Map showing our route across the South Island. The right lateral Alpine transform fault runs along the western side of the Southern Alps and goes offshore just north of Doubtful Sound. Originally, Maoreki and Dunedin were not on the itinerary but the bridge to the Franz Josef Glacier was washed out days before we were to arrive. Up to one meter of rain (40 inches) fell there in a 48-hour period, washing out the bridge and our plans had to change.

To say that the city was shocked at what happened would not convey the depth of it all. Things like this do not normally happen in quiet, little New Zealand. Yet, it did. I was amazed at the way the Kiwi's came together as a nation after this. The path forward seems clear to just about everyone here.

Our Tour Director had a friend in Christchurch who made a bundle of red roses for each member of our group...

...and we placed them on the heap of flowers that has been growing for two weeks. The memorial garden is nearly 1/2 a kilometer long! There was a great sense of respect while we were here. Tears were shed.

This is the statue to Robert Falcon Scott (the leader of the second group to stand at the South Pole in 1911) along the Avon River in Christchurch. The statue was toppled in the February, 2011 earthquake and has only been replaced within the last year.

Here is a photo of the same statue I took in October, 1986 on my first trip to New Zealand. All of the buildings in the background were destroyed in the earthquake and are no longer there.

Christchurch is looking to the future. It was once the "Most British City" outside of England. But no longer. The earthquake leveled many buildings downtown and there are being replaced with more modern-looking, earthquake resistant designs.

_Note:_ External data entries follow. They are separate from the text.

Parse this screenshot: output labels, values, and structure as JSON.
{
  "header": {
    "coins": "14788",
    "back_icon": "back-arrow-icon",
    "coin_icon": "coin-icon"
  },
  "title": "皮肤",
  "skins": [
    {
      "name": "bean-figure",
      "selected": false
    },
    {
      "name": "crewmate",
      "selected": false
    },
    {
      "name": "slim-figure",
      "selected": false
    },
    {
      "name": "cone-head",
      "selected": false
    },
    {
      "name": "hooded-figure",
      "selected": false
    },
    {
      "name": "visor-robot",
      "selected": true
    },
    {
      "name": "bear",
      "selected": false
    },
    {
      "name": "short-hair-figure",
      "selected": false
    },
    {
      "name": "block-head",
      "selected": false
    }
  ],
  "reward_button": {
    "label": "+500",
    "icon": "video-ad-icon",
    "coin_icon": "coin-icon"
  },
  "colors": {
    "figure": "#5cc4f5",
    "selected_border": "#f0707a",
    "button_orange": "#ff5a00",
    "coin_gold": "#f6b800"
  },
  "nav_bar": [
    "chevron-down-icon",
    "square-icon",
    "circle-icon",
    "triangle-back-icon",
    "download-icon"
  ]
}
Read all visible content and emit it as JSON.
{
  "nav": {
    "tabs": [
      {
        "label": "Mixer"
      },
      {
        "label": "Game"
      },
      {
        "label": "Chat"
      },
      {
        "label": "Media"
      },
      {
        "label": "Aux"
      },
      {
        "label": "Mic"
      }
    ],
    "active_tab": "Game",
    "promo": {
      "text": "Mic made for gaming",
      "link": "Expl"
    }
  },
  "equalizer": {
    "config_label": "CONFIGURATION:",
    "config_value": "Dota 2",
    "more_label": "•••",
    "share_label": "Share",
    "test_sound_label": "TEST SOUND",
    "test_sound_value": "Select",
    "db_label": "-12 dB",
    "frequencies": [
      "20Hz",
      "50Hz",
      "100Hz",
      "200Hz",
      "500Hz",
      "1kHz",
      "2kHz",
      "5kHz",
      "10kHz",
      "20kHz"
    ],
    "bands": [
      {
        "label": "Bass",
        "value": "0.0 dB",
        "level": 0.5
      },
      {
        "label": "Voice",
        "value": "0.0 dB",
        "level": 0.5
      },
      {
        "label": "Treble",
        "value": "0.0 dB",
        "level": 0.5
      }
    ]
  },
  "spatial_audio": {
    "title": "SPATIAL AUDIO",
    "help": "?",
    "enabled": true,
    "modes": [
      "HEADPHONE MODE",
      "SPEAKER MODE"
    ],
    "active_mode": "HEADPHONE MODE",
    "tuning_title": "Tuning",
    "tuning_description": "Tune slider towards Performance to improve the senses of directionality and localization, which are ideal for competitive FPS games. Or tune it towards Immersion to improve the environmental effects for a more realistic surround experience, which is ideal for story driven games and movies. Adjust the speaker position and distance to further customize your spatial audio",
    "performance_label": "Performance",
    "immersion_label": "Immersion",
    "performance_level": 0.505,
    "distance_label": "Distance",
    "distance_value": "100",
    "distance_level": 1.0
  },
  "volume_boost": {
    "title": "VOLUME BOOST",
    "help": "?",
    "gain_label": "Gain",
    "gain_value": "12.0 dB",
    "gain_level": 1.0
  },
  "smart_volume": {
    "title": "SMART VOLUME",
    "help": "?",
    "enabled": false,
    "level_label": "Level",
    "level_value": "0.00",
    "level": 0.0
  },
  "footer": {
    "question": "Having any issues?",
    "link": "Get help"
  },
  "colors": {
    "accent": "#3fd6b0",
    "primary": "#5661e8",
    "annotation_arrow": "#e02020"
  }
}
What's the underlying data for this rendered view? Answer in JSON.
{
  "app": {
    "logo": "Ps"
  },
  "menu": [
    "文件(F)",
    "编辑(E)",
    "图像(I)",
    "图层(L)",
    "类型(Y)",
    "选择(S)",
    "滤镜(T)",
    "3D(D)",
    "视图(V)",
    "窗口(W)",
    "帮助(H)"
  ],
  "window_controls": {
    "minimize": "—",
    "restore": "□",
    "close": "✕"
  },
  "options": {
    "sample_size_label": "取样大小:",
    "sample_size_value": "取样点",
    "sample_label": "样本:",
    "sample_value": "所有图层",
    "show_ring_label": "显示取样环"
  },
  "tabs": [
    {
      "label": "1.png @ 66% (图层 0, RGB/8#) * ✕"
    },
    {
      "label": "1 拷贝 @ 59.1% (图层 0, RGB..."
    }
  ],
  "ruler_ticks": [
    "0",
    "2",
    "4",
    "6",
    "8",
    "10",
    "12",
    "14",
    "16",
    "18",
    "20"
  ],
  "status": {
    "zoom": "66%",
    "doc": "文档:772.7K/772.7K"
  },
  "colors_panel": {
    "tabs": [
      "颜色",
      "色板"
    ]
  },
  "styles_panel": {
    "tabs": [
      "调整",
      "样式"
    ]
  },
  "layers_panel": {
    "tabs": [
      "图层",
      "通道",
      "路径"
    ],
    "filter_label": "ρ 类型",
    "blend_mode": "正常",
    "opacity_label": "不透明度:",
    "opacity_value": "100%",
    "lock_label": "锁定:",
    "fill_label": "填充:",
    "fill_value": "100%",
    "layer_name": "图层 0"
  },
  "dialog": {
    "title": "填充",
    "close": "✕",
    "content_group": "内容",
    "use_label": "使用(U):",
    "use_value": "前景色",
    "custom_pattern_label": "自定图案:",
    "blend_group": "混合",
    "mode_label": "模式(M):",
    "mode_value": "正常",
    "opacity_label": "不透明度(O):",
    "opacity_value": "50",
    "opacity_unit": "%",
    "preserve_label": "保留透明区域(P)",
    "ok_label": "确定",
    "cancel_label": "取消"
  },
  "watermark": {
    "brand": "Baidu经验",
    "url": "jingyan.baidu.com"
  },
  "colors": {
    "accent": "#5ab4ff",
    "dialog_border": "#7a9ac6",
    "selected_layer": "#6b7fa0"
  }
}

Map showing the epicenters and location of aftershocks from a series of earthquake events near Christchurch between September, 2010 and December, 2011. The red dotted line below the Sept. 2010 date shows the blind fault (previously unrecognized) that ruptured transverse to the Alpine Fault. This first quake had the largest magnitude of the four major shocks, making all others (by definition) aftershocks. The February, 2011 quake was the most damaging to the Central Business District and 185 people lost their lives due to structure collapse. Note the rounded Banks Peninsula sticking out into the Pacific Ocean, a heavily eroded, late Miocene volcano between 9 and 11 million years old.

We were supposed to ride the train over the Southern Alps to Franz Josef Glacier but heavy rain closed the roads and the railroads. So we went south and passed through an interesting looking town called Oamaru, known for its limestone buildings. The limestone is quarried nearby.

Much of the town's architecture has been preserved.

And gentrified.

Savory pies are a staple in New Zealand and in this out-of-the-way shop I enjoyed a Thai Green Rice pie, absolutely the best that I had on this trip. There is a dominant sentiment that I detected in New Zealand that diversity in the population is welcomed and beneficial to the country.

Next stop down the east coast was the Maoreki Boulders. I had first heard of these strange beach rocks as a young geology student in the 1970s but this was my first visit to them.

They are technically septaria nodules (also called concretions) and formed in a 60 million year old mudstone, the Moreki Formation.

Here is a view of me next to one nodule still in place within the mudstone in the sea cliff.

The waves from big storms have cracked some of the boulders, allowing us to see the inside structure.

The septaria (cracks) are composed of calcite that has grown in the voids.

A last look at the boulder-strewn beach and cliff behind it.

Next stop Dunedin, a town of Scottish heritage and a large university, the University of Otago.

Map showing the location of Dunedin at the head of the Otago Harbor. Note the circular nature of the peninsula - like the Banks Peninsula near Christchurch, this is a 16 to 10 million year old volcano that has been heavily eroded in the last 10 million years. See more about the Dunedin volcano here.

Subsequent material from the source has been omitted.